In re the Estate of Hoss

59 Wash. 360 | Wash. | 1910

Rudkin, C. J.

Fred Hoss died intestate in Stevens county, in this state, on the 15th day of October, 1909, leaving an estate therein subject to administration. The heirs at law and next of kin of the decedent are two brothers and two sisters who are nonresident aliens, and therefore not qualified to take out letters of administration on his estate. One F. B. Goetter, claiming to be a creditor of the decedent, petitioned *361for letters of administration, and a cross-petition was filed by Gottlieb Mahler and Louisa Wormald, an uncle and a cousin of the decedent. The court below found that the petitioner Goetter was a principal creditor of the decedent, and that the petitioners Mahler and Wormald were not within the degrees of kinship entitling them to any priority in the grant of administration on the estate. Upon these findings an order was entered appointing the petitioner Goetter as administrator, and from this order the other petitioners have appealed.

If the claim of the respondent rested upon his status as a creditor, the order appealed from should not be sustained. His claim rests entirely upon assignments taken by him since the death of the intestate, and whatever equities might exist in favor of an assignee in other cases, we are convinced that a person who buys claims against an estate for the purpose of qualifying himself as an administrator acquires no rights by his purchase. Such a proceeding savors too much of the purchase of the right to administer an estate and is against the policy of the law. Schouler, Executors, § 115; 11 Am. & Eng. Ency. Law (2d ed.), 774; 18 Cyc. 90; Pearce v. Castrix, 53 N. C. 71.

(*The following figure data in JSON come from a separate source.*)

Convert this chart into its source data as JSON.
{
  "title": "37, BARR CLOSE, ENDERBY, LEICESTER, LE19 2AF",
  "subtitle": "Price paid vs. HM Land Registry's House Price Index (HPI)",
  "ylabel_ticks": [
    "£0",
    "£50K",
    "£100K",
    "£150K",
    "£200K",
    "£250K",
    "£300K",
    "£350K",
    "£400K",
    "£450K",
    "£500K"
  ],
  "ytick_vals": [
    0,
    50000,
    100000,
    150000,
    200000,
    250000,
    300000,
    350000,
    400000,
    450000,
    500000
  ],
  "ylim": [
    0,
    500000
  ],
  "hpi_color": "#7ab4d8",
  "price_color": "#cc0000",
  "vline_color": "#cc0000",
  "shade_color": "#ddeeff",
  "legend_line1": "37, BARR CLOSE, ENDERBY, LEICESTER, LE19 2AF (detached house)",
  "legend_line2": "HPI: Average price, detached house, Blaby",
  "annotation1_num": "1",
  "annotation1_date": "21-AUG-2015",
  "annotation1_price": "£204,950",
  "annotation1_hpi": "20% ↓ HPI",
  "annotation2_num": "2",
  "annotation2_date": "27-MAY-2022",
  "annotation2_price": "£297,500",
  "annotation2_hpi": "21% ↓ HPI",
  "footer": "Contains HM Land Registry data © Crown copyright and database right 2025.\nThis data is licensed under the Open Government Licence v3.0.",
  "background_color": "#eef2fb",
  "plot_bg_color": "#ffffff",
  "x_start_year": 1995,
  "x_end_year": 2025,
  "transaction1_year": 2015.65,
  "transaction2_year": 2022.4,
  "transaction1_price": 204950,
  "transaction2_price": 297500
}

In support of the opposite rule, counsel cite In re Sullivan’s Estate, 25 Wash. 430, 65 Pac. 793, but the right of an assignee of a claim to administer upon an estate was neither involved nor considered in that case. However, if the appellants have no rights under the statute, they are in no position to complain, and that question we will now consider. The probate act of 1873 granted the right of administration in the following words:

“Administration of the estate of a person dying intestate, shall be granted to some one or more of the persons hereinafter mentioned, and they shall be respectively entitled in the following order:
“(1) The surviving husband, or wife, or such person as he or she may request to have appointed.
“(2) The next of kin in the following order: (1) Child or *362children; (2) father or mother; (3) brothers or sisters; (4) grandchildren.
“(3) To one or more of the principal creditors: Provided, that if the persons so entitled or interested shall neglect for more than forty days after the death of the intestate to present a petition for letters of administration, the probate court or judge may appoint any suitable and competent person to administer such estate.” Laws of 1873, p. 269, § 90.

Subdivision 3 of this section ivas amended in 1881 to read as follows:

“To one or more of the principal creditors: Provided, that if the persons so entitled or interested shall neglect, for more than 40 days after the death of the intestate, to present a petition for letters of administration, or if there be no relatives or next of kin, or if the heirs or one or more of the principal creditors in writing waive their right to administer, or if there be no principal creditor or creditors, then the probate court or judge may appoint any suitable and competent person to administer such estate.” Laws of 1881, p. 6, § 1. And thus the statute reads today. Rem. & Bal. Code, § 1389.

Under the act of 1873 the right to administer upon an estate was not granted to the next of kin generally, but only to those especially enumerated, and if they have such a right now it must be derived from the 1881 amendment to the proviso. It will be conceded that the language of the proviso is much broader than the enacting clause, for it provides “that if there be no relatives or next of kin, . . . the probate court or judge may appoint any suitable and competent person to administer such estate.” From this language it is plausibly argued that the right to appoint any suitable and competent person only exists where there are no relatives or next of kin. But in the construction of this statute two cardinal rules must be kept in mind. First,

“The office of the proviso generally is either to except something from the enacting clause, or to qualify .or restrain its generality, or to exclude some possible ground of misinterpretation of it, as extending to cases not intended by the legislature to be brought within its purview; its office is not *363to confer a power, or as a general rule to enlarge the enactment to which it is appended so as to operate as a substantive enactment itself;” 26 Am. & Eng. Ency. Law (2d ed.) 678.

And second, where particular words in a statute are followed by general words, the general words will be limited to the same class as the particular. Townsend Gas & Elec. Light Co. v. Hill, 24 Wash. 469, 64 Pac. 778.

The general words in this proviso; viz., no relatives or next of him,, must therefore be construed to mean no relatives or next of kin such as are defined or specified in the enacting clause. The amendment of 1881 was not intended to enlarge or extend the rights of the next of kin, but rather to enlarge the power of the court to appoint other suitable and competent persons. From a full consideration of the case we are, therefore, satisfied that the appellants have no prior right to administer upon the estate in question, and the judgment of the court below is accordingly affirmed.

Mount, Crow, Dunbar, and Chadwick, JJ., concur.